Ben, öteki olmadan yaşayamaz. Romanda, kendini bir kazazede olarak tanımlayan ve hiçbir şey hatırlamayan, bazen buna kendisi de inanmakta güçlük çeken bir karakter vardır. Yazar, "ben ve öteki" ilişkisinde bu ana karakteri "ben" olarak alıp diğerlerini "öteki" yapmıştır. Arada sırada romanın ilerleyen bölümlerinde de bunu derinleştirerek, ana karakterin diğer insanlara muhtaçlığını anlatmıştır.
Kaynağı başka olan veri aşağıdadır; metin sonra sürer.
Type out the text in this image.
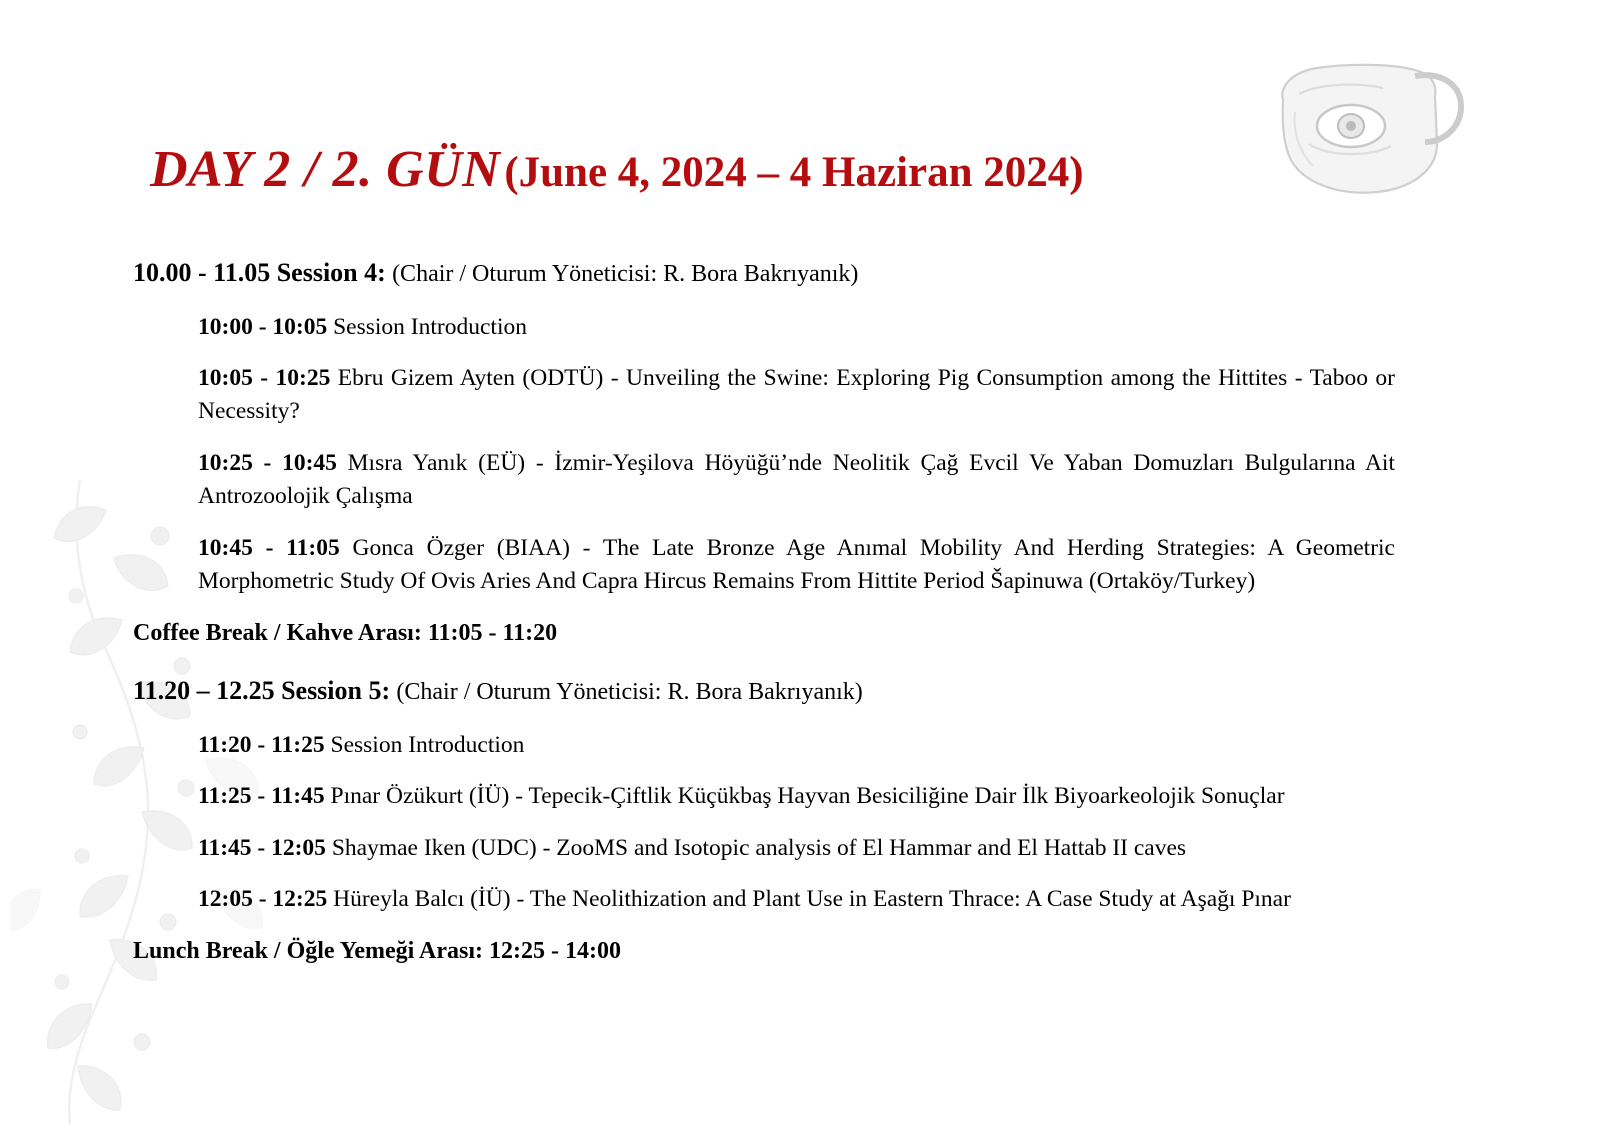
DAY 2 / 2. GÜN (June 4, 2024 – 4 Haziran 2024)
10.00 - 11.05 Session 4: (Chair / Oturum Yöneticisi: R. Bora Bakrıyanık)

10:00 - 10:05 Session Introduction

10:05 - 10:25 Ebru Gizem Ayten (ODTÜ) - Unveiling the Swine: Exploring Pig Consumption among the Hittites - Taboo or Necessity?

10:25 - 10:45 Mısra Yanık (EÜ) - İzmir-Yeşilova Höyüğü’nde Neolitik Çağ Evcil Ve Yaban Domuzları Bulgularına Ait Antrozoolojik Çalışma

10:45 - 11:05 Gonca Özger (BIAA) - The Late Bronze Age Anımal Mobility And Herding Strategies: A Geometric Morphometric Study Of Ovis Aries And Capra Hircus Remains From Hittite Period Šapinuwa (Ortaköy/Turkey)

Coffee Break / Kahve Arası: 11:05 - 11:20

11.20 – 12.25 Session 5: (Chair / Oturum Yöneticisi: R. Bora Bakrıyanık)

11:20 - 11:25 Session Introduction

11:25 - 11:45 Pınar Özükurt (İÜ) - Tepecik-Çiftlik Küçükbaş Hayvan Besiciliğine Dair İlk Biyoarkeolojik Sonuçlar

11:45 - 12:05 Shaymae Iken (UDC) - ZooMS and Isotopic analysis of El Hammar and El Hattab II caves

12:05 - 12:25 Hüreyla Balcı (İÜ) - The Neolithization and Plant Use in Eastern Thrace: A Case Study at Aşağı Pınar

Lunch Break / Öğle Yemeği Arası: 12:25 - 14:00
Kimi zaman öğretmenlik yaparken çocuklardan öğrendiği şeylerle, kimi zaman da oranın dilini öğrenmeye çalışırken, "ötekilere", yani köy çocuklarına ihtiyaç duymuştur. Bu muhtaçlık, "ben"in, "öteki" olmadan asla yaşayamayacağının göstergelerinden birisidir.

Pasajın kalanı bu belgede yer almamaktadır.